How are the main components of government set up : How are the main components of government set up by your state's constitution? Which branch of your state government seems the most powerful, on paper?
The importance of ontologies for unstructured data warehouse : As its usage increases with time coupled with rapid generation of data volume, datawarehouse should be able to scale adequately.
Lives and conventional cash flows : Aesop has to choose between two mutually exclusive projects that have 5-year lives and conventional cash flows.
Option to borrow a fixed rate us mortgage : Suppose that you are given the option to borrow a fixed rate US mortgage of $80,000 at 12% for 25 years with monthly payments.
Write an analytical essay of a published article : You must write an analytical essay of a published article (provided below). You must evaluate the overall persuasiveness of the argument made in the article.
Prepare a reflection paper on it and cybersecurity : Prepare a reflection paper on IT and cybersecurity presentations from the following 9 organizations.

Reviews

Write a Review

Management Information Sys Questions & Answers

  Advantage to integrating a computerize

Suggest a significant advantage to integrating a computerized physician order entry system (COPE) and a clinical decision support system (CDSS), as part of an organization's EHR.

  Write a research paper that related to business intelligence

Write a research paper in APA format on a subject of your choosing that is related to Business Intelligence. Integrate what you have learned from the course resources into your document.

  Devise a plan to assess the current challenges

Read the case study titled "High Quality Healthcare: A Case of Cost and Quality,". Next, devise a plan to assess the current challenges facing the hospital.

  Define the service level agreement

Your customer has asked you to define the Service Level Agreement (SLA).Write a 2- to 3-page paper that defines the components required in the SLA.

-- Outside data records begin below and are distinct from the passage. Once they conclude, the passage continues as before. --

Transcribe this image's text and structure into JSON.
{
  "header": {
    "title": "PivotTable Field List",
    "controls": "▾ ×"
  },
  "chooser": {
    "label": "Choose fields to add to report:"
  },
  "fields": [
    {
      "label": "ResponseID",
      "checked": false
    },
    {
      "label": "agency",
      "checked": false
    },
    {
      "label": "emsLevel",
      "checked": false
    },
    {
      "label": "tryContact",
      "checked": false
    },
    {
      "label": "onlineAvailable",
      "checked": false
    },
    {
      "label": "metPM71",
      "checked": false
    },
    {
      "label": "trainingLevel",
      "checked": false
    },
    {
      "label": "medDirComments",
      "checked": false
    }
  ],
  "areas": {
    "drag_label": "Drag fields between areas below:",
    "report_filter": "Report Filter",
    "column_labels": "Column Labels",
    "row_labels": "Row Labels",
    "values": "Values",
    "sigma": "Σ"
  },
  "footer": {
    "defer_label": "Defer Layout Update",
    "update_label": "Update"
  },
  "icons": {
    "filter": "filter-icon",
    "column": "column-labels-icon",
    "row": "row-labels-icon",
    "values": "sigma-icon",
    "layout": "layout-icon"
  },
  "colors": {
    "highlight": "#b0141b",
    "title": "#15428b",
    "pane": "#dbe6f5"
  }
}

  Write paper on office of management and budgets

Write Research Paper on given topics: Office of Management and Budget's (OMB) and Federal Information Security Management Act (FISMA)

  Define criteria for success for your application

Define criteria for success for your application. Assess how likely your application is to achieve success. Compare the potential benefit of your social networking application to the facilities management and scheduling application.

  Analyze the term risk appetite

Assignment: Organizational Risk Appetite and Risk Assessment, Analyze the term "risk appetite". Then, suggest at least one (1) practical example in which it applies

  Write your conclusion of written report for the it solution

Finishing the IT Solution and Reflecting on the IT Solution's Development. Write your conclusion of the written report for the IT solution.

  Why did calgary drop-in and rehab centre need a new database

Why did Calgary Drop-In and Rehab Centre need a new database? What did Facey hope to achieve from the new database (in terms of its impact on business)?

  Define information and communication technology

Define Information and Communication Technology (ICT), and explain why it is a very important component of cyber security.

  Develop the forensics and csirt plan strategy

Develop the forensics and CSIRT plan strategy for Applied Predictive Technologies Company.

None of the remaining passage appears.